Groundwater-surface water interactions in a wetland environment
During the summer of 2002, as a part of the University of Minnesota
Geology Department Summer Internship Program, I had the opportunity to
work with Rebecca Clotts in a research project characterizing the wetlands
of the Cottonwood Lake Area (CWLA) in Stuttsman County, central North Dakota.

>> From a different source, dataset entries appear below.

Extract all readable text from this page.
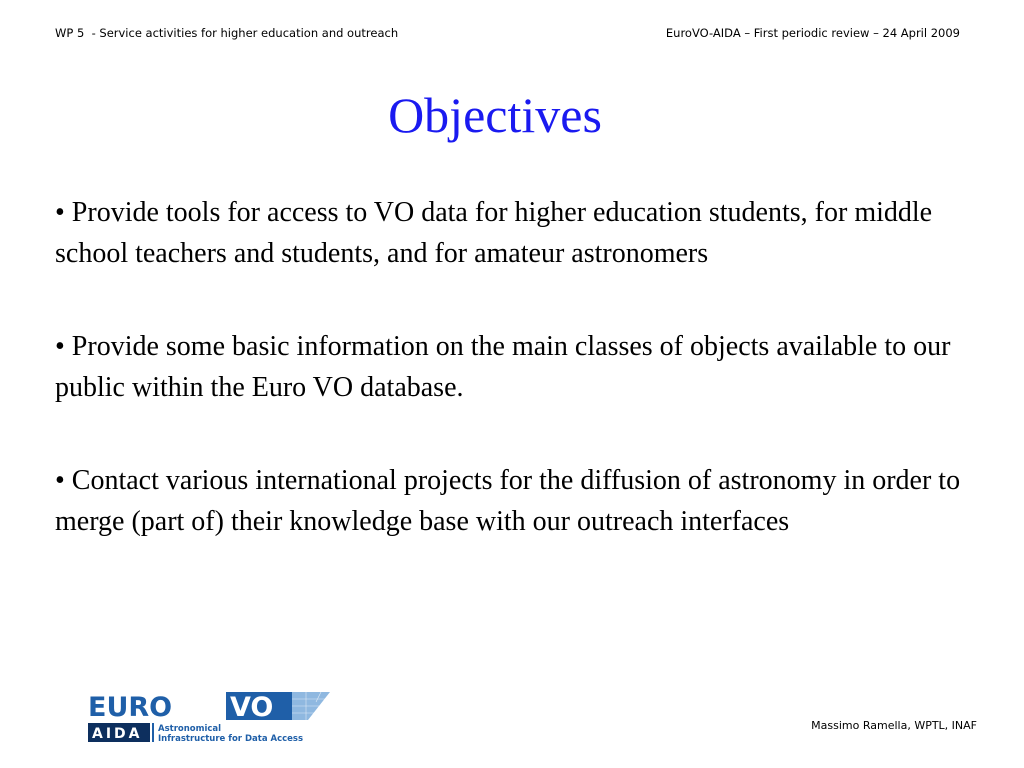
WP 5  - Service activities for higher education and outreach	EuroVO-AIDA – First periodic review – 24 April 2009
Objectives
• Provide tools for access to VO data for higher education students, for middle school teachers and students, and for amateur astronomers
• Provide some basic information on the main classes of objects available to our public within the Euro VO database.
• Contact various international projects for the diffusion of astronomy in order to merge (part of) their knowledge base with our outreach interfaces
EURO VO
AIDA Astronomical
Infrastructure for Data Access
Massimo Ramella, WPTL, INAF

For my part of the study, I considered the seasonal chemical differences
in the wetlands, as well as compared the chemistry of two permanent wetlands
(P1& P8) located roughly 100 ft apart. These two wetlands are
virtually identical in terms of groundwater support, geology (glacial till),
and climate. On July 11, 12, and 26, 2002, I collected samples in
the field at the Cottonwood Lake Area. Water samples were collected
from various wetlands and wells to be later analyzed for dissolved inorganic
carbon (DIC), total inorganic carbon (TIC), alkalinity, and trace element
anions and cations. All of the water samples were filtered through
a 0.45 micron filter. At each of the sites where water samples were
collected the temperature, pH, salinity, conductivity, and total dissolved
solids (TDS) were recorded. Mud samples were also taken from each
of the wetlands sampled using a Bola jar, to be picked for ostracods at
a later date. The day of field collection, alkalinity was measured
though titration of 1 N HCl with a pH indicator. At the Stable Isotope
Laboratory of the University of Minnesota, DIC data was collected by extracting
the DIC in the form of CO2 gas. The CO2 was then analyzed in a mass
spectrometer to determine the ratio of 13C to 12C. Major and trace
element water samples were analyzed at the Geochemistry Lab in Pillsbury
Hall. TDS was calculated from the sum of the major anions and cations.
TIC data was collected using a coulometer. My data was added to a
year of similarly collected samples. Through the analysis of water
samples collected this summer and comparison to data collected during the
spring and winter, several seasonal changes in water chemistry were noticeable.
Dissolved inorganic carbon (DIC) is a good indicator of productivity, specifically
photosynthesis. The lighter isotope of carbon, 12C, is preferred
for uptake during photosynthesis. A higher ratio of 13C to 12C (higher
d13C) was found in the summer than in the winter or spring. As 12C
is used during the photosynthetic processes, the d13C value increases (becomes
more positive). The data also showed seasonal differences in total
dissolved solids (TDS). TDS values are lower in the spring than in
the summer. This trend may be explained by the influx of large amounts
of H2O in the form of snowmelt, diluting the wetlands. Chemical differences
between the wetlands P1 and P8 were also noticeable. P1 has higher
DIC values (in July P1 had an average d13C value of ?3.34, whereas the
average P8 value was ?8.52) and therefore seems to be more productive than
P8. DIC values are also lower in water from the wells than water
from the wetlands. This is intuitive because there is no photosynthetic
activity taking place in the groundwater. While there must be some
groundwater ? surfacewater interaction, as there are dissolved solids in
the wetlands which would not have come from precipitation, the TDS data
suggest that they are significantly different bodies of water. For
July the average TDS value for the wetlands was 1477 mg/L, and the average
value for the wells was 5661 mg/L. This reaffirms the hypothesis
that the groundwater contributes very little to the wetlands.